Teens stay busy with summer jobs

By Trina Trice

Although the number of teens working in the summer has been on a steady decline since 1994, some local teens have found a way to make a little extra money before going back to school in August.

Reports from U.S. Bureau of Labor Statistics show a decline in the labor workforce for ages 16 through 19, however, the reports cannot determine whether the cause is more students enrolling in school during the summer or the economic recession.

Last year, more than half of all teens in the U.S. held jobs in the service or retail industries.

For example, David Howard, rising junior at Riverdale High School, works for a movie theater in Riverdale.

It's his first summer job, but he's been working there for two years.

"It's something to do during the summer, so I'm not at home doing nothing," he said. "Oh, I had to get the money, too. I need the money ? You get free movies, popcorn, and drinks. And what I do compared to other jobs is kind of light."

Allison Sidwell and Rocky Lee are lifeguards for The Beach at the Clayton County International Park.

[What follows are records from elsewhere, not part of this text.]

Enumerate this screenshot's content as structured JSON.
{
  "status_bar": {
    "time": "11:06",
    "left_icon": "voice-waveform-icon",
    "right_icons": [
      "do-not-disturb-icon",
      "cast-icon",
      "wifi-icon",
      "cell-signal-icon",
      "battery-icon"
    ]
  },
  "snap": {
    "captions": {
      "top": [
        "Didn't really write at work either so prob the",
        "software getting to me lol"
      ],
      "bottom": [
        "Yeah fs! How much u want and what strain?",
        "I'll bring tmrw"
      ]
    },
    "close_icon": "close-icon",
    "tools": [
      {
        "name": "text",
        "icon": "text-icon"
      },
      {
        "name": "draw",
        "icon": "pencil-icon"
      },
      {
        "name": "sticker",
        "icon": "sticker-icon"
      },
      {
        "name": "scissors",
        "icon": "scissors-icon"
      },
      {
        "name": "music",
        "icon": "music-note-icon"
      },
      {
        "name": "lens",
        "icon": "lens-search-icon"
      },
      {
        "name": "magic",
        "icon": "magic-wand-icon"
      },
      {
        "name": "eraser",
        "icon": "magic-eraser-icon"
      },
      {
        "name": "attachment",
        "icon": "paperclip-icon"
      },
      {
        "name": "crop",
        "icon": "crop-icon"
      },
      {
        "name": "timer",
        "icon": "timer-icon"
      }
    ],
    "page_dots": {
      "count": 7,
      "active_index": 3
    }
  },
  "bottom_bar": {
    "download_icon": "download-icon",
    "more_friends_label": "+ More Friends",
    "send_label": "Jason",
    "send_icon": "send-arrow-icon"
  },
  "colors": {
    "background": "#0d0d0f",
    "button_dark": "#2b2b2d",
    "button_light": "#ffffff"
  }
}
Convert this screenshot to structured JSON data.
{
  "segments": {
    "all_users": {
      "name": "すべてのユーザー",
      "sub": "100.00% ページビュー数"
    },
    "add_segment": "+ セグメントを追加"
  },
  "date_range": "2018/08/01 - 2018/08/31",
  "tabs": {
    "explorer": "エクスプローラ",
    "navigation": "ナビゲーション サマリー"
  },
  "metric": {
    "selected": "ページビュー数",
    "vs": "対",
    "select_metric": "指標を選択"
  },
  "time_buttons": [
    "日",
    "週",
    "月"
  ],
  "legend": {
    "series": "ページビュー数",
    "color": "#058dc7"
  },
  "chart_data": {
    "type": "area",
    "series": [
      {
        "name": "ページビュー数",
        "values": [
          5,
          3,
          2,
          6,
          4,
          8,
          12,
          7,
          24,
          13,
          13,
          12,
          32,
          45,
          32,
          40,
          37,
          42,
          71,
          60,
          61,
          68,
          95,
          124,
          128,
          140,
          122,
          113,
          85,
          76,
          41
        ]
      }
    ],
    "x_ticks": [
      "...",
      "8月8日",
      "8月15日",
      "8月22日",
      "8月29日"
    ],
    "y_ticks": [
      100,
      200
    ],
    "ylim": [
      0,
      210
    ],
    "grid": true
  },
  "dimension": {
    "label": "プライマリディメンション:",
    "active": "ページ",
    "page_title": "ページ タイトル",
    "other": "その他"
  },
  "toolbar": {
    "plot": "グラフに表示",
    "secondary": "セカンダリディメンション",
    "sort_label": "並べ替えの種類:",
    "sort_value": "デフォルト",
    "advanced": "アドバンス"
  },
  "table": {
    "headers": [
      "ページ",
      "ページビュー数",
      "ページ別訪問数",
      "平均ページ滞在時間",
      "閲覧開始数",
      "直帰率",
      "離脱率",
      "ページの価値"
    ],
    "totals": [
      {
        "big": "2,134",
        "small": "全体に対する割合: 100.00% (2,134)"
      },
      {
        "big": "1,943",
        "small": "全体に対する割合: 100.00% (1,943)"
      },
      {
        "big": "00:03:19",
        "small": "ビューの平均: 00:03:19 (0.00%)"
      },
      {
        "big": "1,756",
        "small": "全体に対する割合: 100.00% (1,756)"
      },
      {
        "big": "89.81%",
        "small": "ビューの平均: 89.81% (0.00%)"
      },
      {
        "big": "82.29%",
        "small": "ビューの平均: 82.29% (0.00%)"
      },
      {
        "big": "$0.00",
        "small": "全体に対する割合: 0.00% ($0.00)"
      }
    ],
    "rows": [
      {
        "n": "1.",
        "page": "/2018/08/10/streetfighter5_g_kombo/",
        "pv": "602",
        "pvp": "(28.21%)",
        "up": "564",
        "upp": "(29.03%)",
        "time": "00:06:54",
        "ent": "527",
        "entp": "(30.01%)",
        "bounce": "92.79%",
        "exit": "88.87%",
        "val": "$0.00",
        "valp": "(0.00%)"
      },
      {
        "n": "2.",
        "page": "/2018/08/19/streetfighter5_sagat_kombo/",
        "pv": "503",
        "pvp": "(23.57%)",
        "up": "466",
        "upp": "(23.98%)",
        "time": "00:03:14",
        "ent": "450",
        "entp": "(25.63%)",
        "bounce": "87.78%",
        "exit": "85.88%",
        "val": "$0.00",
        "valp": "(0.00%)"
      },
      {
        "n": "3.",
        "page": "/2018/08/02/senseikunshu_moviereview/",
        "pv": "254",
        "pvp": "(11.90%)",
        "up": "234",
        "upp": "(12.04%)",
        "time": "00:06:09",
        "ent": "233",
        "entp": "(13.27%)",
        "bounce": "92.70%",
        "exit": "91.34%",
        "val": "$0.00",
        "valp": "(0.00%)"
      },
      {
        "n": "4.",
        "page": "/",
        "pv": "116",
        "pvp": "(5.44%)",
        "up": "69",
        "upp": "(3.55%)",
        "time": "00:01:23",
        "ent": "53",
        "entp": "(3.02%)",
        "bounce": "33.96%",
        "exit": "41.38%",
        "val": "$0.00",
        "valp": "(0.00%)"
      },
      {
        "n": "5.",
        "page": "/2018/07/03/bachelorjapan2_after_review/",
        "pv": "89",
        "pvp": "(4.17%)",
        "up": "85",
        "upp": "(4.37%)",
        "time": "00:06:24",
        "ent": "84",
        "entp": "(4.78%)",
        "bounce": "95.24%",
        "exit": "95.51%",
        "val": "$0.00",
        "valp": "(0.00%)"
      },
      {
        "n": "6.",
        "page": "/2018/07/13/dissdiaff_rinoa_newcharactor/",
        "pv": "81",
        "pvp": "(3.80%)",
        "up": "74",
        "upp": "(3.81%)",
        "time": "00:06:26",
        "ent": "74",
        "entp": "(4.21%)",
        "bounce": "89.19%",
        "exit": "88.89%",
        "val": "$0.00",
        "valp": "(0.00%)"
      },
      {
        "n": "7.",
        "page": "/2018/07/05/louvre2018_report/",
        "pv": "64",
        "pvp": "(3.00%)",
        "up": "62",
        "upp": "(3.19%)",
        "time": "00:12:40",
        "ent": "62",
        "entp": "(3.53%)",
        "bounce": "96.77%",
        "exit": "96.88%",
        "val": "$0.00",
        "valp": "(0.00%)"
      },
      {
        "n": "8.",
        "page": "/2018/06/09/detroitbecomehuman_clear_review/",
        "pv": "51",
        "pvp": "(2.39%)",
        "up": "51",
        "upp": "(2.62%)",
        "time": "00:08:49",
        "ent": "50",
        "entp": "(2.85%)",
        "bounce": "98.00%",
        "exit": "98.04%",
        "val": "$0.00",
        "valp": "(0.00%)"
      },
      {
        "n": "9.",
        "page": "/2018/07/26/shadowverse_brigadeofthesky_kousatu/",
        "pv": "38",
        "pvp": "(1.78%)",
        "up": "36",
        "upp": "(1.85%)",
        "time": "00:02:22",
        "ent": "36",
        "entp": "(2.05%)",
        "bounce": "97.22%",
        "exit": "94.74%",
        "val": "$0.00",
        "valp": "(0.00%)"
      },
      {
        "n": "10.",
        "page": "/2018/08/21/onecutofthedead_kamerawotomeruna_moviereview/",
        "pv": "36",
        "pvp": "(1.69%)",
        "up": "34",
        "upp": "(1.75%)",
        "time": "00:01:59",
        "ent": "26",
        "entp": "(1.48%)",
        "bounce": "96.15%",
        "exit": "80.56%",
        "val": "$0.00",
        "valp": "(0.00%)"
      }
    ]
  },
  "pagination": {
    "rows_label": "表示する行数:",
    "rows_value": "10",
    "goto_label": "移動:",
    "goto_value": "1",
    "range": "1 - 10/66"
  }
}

"I thought this would be a fun experience, better than sitting at a desk," Sidwell said. "You meet a lot of interesting people, but sometimes you have to deal with rude guests and get sunburn."

Being a lifeguard isn't like being on the television show "Baywatch," Sidwell added, although she did dress as a "Baywatch babe" for Halloween last year.

"I've had people come up to me before and ask me to do the Baywatch run," she said with a laugh.

Lee said he gets a thrill out of being useful.

"It's been great," he said. "When you see someone in the water who needs your help, it's fun, but at the same time (it's a serious challenge)."

Lee juggles weight training for the upcoming football season with his lifeguard duties.

While Lee spends the money he earns hanging out with friends and or on other summertime activities, Sidwell says she's saving up for a car.

Howard, though, watches his money closely.

"I put at least 25 percent in my savings account, 25 percent in my checking, and 50 percent I spend freely."

Once school starts again, Howard plans to continue working if he can, although his "hours get cut and my money starts getting short and I'm limited in what I can do."

Teens, on average, work approximately 29 hours a week in the summer, with more than half of them earning more than $6.75 an hour.

"Some people say you have your whole life to work, but I like it," Sidwell said.